The national seismic watchdog Geonet reported a powerful 6.0 magnitude earthquake on Wednesday near Geraldine in the South Island’s center, but preliminary reports show no casualties or serious property damage. The National Emergency Management Agency of New Zealand, however, said there was no threat of a tsunami from the earthquake.

The quake, which was the biggest in the nation this year, struck on Wednesday at 9.14 AM (2114 GMT) with a focal depth of 11 kilometers (7 miles). More than 14,000 individuals, some as far north as Auckland in the North Island, according to GeoNet, reported feeling the tremble.

Farmer Sarah Hussey, who was around the epicentre, told Reuters that the earthquake had been more powerful than she had ever experienced before. “There’s no damage here, but to start with, I assumed it was thunder. She told TVNZ’s 1News that the home briefly rose.
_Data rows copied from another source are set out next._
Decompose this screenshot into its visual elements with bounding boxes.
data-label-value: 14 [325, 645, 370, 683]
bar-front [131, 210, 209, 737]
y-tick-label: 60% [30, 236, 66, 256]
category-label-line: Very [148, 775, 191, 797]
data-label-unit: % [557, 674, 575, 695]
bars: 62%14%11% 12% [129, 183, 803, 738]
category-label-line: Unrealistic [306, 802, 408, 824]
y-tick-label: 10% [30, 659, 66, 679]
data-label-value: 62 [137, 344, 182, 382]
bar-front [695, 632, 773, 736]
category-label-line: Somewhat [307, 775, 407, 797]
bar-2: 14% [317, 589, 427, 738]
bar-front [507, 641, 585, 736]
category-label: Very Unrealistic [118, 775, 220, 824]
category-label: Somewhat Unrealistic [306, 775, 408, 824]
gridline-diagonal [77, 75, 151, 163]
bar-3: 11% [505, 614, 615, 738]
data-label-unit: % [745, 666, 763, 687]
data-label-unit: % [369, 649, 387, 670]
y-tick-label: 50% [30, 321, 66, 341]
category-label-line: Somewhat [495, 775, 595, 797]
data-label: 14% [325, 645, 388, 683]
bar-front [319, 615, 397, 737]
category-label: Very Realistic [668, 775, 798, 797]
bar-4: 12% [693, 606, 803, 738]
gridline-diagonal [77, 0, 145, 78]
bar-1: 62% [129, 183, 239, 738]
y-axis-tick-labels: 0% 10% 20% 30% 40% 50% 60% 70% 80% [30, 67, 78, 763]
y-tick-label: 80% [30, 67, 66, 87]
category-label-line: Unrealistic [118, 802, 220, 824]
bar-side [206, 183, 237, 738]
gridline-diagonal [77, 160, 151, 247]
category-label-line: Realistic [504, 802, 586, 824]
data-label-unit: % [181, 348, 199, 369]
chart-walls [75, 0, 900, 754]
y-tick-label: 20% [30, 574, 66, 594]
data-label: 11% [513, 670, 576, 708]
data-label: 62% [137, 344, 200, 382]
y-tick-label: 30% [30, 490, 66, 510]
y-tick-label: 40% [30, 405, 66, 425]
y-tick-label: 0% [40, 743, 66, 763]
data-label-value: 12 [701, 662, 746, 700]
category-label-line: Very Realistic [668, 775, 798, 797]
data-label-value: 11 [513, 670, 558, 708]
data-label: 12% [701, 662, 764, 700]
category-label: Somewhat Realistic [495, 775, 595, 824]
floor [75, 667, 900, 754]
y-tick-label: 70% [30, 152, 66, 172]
There haven’t been any early indications of damage, but inspections are still being conducted, according to Scott Shannon, deputy mayor of Timaru, which was close to the epicenter of the earthquake.

The quake occurred close to the epicenter of the Christchurch, New Zealand, 6.3 magnitude earthquake that killed 185 people and left significant damage in 2011.

More than 14,000 individuals, some as far north as Auckland in the North Island, according to GeoNet, reported feeling the tremble.

About 40 kilometers (25 miles) from the epicenter, Rebecca Chapman, a worker at Cafe Verde in Geraldine, told AFP that “Nothing shattered, but the lights were trembling. It was a little frightful. Due to their experience with the Christchurch earthquake, one of the clients was upset.

Due to its location on the Pacific Ring of Fire, a region where tectonic plates often meet, New Zealand frequently suffers seismic and volcanic activity. Notably, New Zealand, which has a population of 5 million, is frequently sarcastically referred to as the Shaky Isles because of the frequency of its earthquakes.